Most Jewish festivals mark epoch-making events from biblical times to our own era, but this ten-day period is beyond history. Apart from celebrating our rich heritage or commemorating the painful losses we’ve sustained through the ages, we’re now bidden to look deeply and honestly into ourselves, identify our shortcomings and ask God and fellow humans for forgiveness.
The liturgy for this period is to help us to own up to our sins. We are to acknowledge our failures as a prelude to trying to do better in the future.
Most of the confessional prayers are in the first person plural: not only “I have sinned” but “we have sinned.” We’re part of a family, a community, a tradition, a people and thus have a share in their failures no less than in their achievements. Even if we aren’t personally guilty, we must seek atonement for the evils committed in their name.

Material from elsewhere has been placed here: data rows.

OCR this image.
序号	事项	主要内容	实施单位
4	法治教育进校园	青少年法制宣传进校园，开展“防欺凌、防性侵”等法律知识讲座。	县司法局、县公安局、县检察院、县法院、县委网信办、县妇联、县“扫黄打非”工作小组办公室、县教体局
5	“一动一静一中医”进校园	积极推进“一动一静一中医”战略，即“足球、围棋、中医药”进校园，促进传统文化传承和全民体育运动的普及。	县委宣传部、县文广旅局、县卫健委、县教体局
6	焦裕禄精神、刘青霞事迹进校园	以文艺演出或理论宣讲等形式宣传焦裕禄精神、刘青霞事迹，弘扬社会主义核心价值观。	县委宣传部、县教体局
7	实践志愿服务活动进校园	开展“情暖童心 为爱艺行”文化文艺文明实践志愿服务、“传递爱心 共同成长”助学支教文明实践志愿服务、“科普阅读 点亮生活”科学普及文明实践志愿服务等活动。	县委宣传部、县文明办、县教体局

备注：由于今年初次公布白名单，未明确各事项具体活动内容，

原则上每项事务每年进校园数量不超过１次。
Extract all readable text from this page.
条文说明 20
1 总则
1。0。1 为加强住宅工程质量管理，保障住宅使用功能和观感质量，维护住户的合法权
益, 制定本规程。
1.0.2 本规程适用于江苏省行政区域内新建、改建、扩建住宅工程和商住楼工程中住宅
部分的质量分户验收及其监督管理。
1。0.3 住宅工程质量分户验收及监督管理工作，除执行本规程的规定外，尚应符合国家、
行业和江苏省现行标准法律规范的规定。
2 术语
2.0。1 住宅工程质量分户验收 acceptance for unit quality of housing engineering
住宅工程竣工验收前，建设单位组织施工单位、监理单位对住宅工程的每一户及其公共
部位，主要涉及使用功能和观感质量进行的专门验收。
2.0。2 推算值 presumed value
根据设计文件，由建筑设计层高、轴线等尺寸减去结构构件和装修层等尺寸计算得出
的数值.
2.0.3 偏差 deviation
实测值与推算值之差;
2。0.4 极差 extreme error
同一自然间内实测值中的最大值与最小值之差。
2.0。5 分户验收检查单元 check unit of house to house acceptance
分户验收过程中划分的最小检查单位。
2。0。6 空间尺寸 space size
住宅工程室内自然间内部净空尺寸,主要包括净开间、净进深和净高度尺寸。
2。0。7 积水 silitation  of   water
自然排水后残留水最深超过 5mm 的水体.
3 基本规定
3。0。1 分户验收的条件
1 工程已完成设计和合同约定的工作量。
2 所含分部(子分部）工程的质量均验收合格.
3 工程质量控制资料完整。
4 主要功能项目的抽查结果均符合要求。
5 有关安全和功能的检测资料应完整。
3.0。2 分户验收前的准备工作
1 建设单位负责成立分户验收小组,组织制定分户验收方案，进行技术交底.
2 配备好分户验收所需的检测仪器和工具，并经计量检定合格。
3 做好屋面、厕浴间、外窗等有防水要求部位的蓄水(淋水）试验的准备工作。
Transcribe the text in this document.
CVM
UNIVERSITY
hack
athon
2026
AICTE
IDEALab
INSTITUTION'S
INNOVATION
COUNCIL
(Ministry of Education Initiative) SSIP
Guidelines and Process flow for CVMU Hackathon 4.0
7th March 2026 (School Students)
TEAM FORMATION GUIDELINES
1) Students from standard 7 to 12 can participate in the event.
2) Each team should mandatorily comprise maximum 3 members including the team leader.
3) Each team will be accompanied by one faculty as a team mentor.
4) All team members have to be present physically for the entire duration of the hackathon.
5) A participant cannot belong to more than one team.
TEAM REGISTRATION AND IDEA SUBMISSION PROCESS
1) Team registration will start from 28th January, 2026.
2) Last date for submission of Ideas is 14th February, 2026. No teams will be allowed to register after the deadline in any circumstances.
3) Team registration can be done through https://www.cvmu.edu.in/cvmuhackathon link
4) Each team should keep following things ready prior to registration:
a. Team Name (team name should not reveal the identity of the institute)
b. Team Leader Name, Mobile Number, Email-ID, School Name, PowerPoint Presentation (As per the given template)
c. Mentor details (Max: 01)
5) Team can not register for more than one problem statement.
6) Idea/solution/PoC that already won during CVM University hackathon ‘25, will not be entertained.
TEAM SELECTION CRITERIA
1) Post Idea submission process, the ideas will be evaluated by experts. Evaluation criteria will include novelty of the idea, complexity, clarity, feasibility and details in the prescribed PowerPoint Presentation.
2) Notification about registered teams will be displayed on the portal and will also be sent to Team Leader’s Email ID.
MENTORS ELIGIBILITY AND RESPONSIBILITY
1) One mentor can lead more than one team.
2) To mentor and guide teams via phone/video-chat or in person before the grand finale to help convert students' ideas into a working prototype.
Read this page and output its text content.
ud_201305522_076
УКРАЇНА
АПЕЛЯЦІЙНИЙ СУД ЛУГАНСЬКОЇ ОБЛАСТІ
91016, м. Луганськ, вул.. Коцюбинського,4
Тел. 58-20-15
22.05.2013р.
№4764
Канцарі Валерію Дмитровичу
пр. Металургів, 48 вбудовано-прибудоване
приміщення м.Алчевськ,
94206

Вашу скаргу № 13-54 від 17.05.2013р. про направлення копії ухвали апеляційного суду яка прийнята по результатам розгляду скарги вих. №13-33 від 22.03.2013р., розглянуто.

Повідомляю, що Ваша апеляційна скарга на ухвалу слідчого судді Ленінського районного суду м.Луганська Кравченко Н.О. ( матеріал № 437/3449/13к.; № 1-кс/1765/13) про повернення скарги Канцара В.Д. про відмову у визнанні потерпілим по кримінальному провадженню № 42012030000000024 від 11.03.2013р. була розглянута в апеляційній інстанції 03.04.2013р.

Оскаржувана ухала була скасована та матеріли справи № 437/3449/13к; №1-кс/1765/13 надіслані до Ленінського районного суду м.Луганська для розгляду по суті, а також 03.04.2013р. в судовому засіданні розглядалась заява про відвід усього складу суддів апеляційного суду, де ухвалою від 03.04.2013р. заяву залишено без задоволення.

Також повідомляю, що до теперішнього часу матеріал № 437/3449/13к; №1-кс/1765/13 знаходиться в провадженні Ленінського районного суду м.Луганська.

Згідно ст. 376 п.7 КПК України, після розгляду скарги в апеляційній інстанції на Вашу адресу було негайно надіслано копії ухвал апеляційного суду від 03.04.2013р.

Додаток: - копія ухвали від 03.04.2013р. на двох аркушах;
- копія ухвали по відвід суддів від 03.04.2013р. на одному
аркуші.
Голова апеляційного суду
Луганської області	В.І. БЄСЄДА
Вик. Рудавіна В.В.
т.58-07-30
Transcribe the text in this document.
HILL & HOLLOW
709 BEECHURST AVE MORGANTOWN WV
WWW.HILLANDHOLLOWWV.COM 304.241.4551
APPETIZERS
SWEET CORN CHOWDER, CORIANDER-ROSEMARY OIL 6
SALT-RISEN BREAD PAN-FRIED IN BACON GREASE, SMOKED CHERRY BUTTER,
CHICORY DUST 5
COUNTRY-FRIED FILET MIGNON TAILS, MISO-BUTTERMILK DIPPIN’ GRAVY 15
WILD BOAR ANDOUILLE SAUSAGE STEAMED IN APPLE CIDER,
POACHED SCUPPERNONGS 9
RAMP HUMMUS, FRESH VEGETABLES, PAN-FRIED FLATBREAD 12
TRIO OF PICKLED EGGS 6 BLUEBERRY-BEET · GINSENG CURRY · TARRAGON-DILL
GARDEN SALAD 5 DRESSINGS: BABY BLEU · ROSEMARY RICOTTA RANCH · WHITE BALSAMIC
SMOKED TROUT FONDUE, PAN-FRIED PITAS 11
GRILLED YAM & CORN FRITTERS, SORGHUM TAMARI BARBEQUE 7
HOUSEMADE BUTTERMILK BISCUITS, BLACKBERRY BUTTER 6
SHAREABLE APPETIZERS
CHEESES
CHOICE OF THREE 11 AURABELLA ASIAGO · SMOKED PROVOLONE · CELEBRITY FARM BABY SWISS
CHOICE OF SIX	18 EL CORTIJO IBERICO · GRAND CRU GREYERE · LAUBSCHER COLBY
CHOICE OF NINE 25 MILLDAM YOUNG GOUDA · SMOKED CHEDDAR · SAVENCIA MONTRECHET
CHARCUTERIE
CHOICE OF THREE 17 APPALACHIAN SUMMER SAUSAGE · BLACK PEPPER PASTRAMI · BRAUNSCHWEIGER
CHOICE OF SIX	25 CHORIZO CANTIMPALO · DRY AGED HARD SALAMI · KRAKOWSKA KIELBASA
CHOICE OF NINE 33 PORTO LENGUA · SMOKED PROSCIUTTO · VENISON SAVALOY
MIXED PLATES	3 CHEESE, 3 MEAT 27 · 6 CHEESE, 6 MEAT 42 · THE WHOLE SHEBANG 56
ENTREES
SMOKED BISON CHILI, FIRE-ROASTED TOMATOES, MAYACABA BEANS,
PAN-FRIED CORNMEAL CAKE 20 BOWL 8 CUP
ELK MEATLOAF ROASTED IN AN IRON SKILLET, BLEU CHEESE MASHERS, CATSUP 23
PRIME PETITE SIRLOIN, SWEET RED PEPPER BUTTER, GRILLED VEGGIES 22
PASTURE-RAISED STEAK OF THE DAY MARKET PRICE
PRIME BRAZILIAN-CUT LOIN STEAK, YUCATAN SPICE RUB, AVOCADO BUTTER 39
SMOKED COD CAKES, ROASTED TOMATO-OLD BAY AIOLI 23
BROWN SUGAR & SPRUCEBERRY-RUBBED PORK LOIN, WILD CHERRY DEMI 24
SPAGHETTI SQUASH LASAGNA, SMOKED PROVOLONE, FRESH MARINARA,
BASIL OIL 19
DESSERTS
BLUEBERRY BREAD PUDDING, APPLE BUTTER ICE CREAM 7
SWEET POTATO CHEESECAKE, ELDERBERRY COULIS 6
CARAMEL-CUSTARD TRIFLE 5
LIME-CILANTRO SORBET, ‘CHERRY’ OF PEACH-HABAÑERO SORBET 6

To repent isn’t only to confess my own sins but also the wrongs committed by the collectives to which I belong. Repentance is thus consistent with championing social justice; it always challenges us to work for a better world.
That’s why totalitarian regimes view religion as subversive. Ironically, some of them, not least in our time, describe themselves as champions of God. It’s easy to see how other faiths are being distorted by “true believers,” but this should in no way absolve us from identifying corresponding failures in our own midst.
The Ten Days of Repentance challenge me to admit that the distortion of religion in the guise of pious zeal is, alas, also to be found among Jews. Three tragic incidents in Israel last summer come particularly to mind: the torching of a famous church in the Galilee, the arson in an Arab village that destroyed a family, and the stabbing of a 16-year-old student marching in the Gay Pride parade in Tel Aviv.
The “pious” murderer of the girl has now been charged and the “pious” suspects in the other crimes will, we hope, also be tried. As I will be reciting the confessions of sins in synagogue I’ll have these and similar incidents in mind. Though I had nothing to do with any of them in any shape or form, as a fellow Jew I must nevertheless bear my share of responsibility.
In praying for forgiveness I hope to be given the imagination and the courage to help purge my religion of hatred of those who are different. Cynics may tell me that in view of what’s happening elsewhere in the world every day, the isolated crimes listed here, horrendous though they are, are minor in comparison to the unspeakable evils perpetrated by others. However, the acts listed were committed by my own people and that compels me to share in the responsibility for them.
To blame others, however justified, would mean to try to look after their souls in the guise of righteous indignation while feeling smug about my own. It’s not what these Ten Days are about.
The author is rabbi emeritus at Toronto's Holy Blossom Temple.